Vechten Heaven

I've had a weird and boozy summer. Every day for the last few months I've awoken in the sort of bright haze that is an admixture of hangover, heartache, and societal dread. This hasn't prevented me from doing things. I have left jobs and left the apartments of lovers and left town (only, alas, to return); I have eaten in popular Greenwood restaurants I'd never previously heard of and read books I'd never previously heard of and dropped pants sizes to a waistline that is previously unheard of for me. I've taken jobs and overspent my earnings and gone for days and days without shaving, and though I've occasioned to drink myself into a state of double vision (a first for me), I've never passed out or seen things that didn't exist.

Less can be said for David Westlake, the hatless, hapless drinker who, already drunk, stumbles into a bar on the first page of Carl Van Vechten's 1930 novel Parties, announcing that he has killed someone. (He is so drunk he is hallucinating.) Pages later he's with a friend in what seems to be a hotel speakeasy, this being the era of Prohibition, drinking brimming glasses of brandy and Pernod and ordering up sidecars from a room-service attendant called Boker. They converse impetuously with their wives by telephone and drink: "Boker entered bearing a tray containing two highball glasses full of sidecars. He left with orders for two more."

The prose itself is anthropomorphic, styled on drunkenness: ecstatic and fractured, with bursts of alacrity and bouts of viciousness, lumbering one minute and lunging the next, sliding and contorting and splaying itself across the rug, it affectionately mimics the aslant posture of a cast of brightly drawn, eupeptic sophisticates ("Simone sprawled on a wooden chair, her turquoise legs stuck out in front of her, her head waving from side to side, rooster fashion, while she flourished a highball in her right hand").

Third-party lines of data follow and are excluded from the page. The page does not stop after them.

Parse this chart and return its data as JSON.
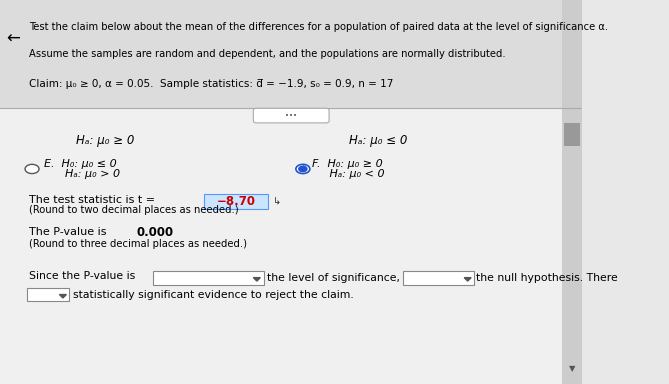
{
  "bg_color": "#f0f0f0",
  "content_bg": "#f5f5f5",
  "header_text1": "Test the claim below about the mean of the differences for a population of paired data at the level of significance α.",
  "header_text2": "Assume the samples are random and dependent, and the populations are normally distributed.",
  "claim_text": "Claim: μ₀ ≥ 0, α = 0.05.  Sample statistics: d̅ = −1.9, s₀ = 0.9, n = 17",
  "option_E_label": "E.",
  "option_E_H0": "H₀: μ₀ ≤ 0",
  "option_E_Ha": "Hₐ: μ₀ > 0",
  "option_F_H0": "H₀: μ₀ ≥ 0",
  "option_F_Ha": "Hₐ: μ₀ < 0",
  "top_left_Ha": "Hₐ: μ₀ ≥ 0",
  "top_right_Ha": "Hₐ: μ₀ ≤ 0",
  "test_stat_text": "The test statistic is t = ",
  "test_stat_value": "−8.70",
  "test_stat_note": "(Round to two decimal places as needed.)",
  "pvalue_text": "The P-value is ",
  "pvalue_value": "0.000",
  "pvalue_note": "(Round to three decimal places as needed.)",
  "since_text": "Since the P-value is",
  "the_level": "the level of significance,",
  "null_hyp": "the null hypothesis. There",
  "last_line": "statistically significant evidence to reject the claim.",
  "text_color": "#000000",
  "highlight_color": "#ff0000",
  "box_color": "#ffffff",
  "selected_color": "#2255cc"
}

It is a rich and vivid novel, crammed with salty meals, unsubtle humor, and sapient overtones, though it's less a parody of hedonism than, to my loose mind, an endorsement of it.

Parties was a flop when it came out--at the dawn of the Great Depression--because, given the state of things, no one wanted to read books about lavish parties thrown by flaxen-haired women and sidecar-slurping young men who toss canapés out the window and pour the contents of cocktail shakers into grand pianos. But I am surprised it's not more celebrated, however untimely its original circumstance: The economy was horrifying in 1930 and it is horrifying now, and rereading the book last week (it can be found in any used bookstore) was all pleasure. I suppose I'm drawn to pleasure in spite of the economics: I'm flat broke, and yet I've been drinking strong, sugary, expensive sidecars all summer.